The security precautions that multi-cloud can offer are unbeatable and are far above the scope of single cloud deployment. Moreover, it eliminates shadow IT activity and allows enterprises to sidestep the harsh gravities of a DDoS attack.

The Drawbacks of Multi-cloud
It is evident that deploying multi-cloud comes with very attractive benefits. However, the practice has its downsides as well. For instance, integration across the multiple servers may be cumbersome.

In addition to the integration conundrum, enterprises that deploy multi-cloud must be alive to the possibility of security breaches. In as much as multi-cloud eliminates chances of DDoS attacks, it opens enterprises to the practicability of other infiltrations. This is so because an enterprise that deploys multiple clouds is limited in its abilities to apply its firewalls on or around the multi-cloud. The ability of the enterprise to keep viruses and hackers at bay, as such, is limited to the security features that the cloud providers make available.

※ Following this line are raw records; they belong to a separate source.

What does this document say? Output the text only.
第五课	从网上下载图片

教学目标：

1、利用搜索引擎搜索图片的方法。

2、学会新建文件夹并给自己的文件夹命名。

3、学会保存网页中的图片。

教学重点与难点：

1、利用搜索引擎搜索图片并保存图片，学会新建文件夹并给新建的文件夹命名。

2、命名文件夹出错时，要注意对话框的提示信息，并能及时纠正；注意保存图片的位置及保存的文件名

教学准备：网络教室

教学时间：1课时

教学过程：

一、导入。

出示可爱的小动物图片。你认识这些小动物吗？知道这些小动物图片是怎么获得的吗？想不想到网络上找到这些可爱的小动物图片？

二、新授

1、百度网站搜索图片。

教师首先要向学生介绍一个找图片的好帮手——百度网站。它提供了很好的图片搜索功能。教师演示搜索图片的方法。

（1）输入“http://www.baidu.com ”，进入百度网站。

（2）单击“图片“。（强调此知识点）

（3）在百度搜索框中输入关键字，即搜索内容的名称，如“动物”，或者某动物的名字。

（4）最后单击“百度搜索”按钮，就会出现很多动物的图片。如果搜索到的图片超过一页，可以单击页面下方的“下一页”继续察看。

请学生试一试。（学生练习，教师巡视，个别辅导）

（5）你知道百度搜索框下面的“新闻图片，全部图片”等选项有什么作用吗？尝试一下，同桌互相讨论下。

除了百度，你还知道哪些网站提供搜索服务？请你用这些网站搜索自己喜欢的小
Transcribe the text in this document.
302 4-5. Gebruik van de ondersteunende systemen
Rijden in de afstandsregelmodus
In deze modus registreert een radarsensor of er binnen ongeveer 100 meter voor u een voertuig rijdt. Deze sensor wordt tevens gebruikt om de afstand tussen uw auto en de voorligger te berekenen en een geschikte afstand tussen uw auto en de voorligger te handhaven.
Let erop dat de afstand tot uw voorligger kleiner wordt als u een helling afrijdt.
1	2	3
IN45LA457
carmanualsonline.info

These disadvantages, however, can be addressed by conducting due diligence to identify the security features that each of the cloud providers has. In addition, it is important to know the existing security gaps presented by the providers and to understand and implement the precautions necessary to seal any existing gaps.

In summation, the multi-cloud movement seems set to continue on its drive to disrupt the processes of enterprise operations. Right now, it is depending mainly on the advantages that it offers. A cursory examination reveals that the benefits far outweigh the downsides, and the said disadvantages are easy to contain. Now, therefore, is the best time for enterprises to consider deploying multi-cloud.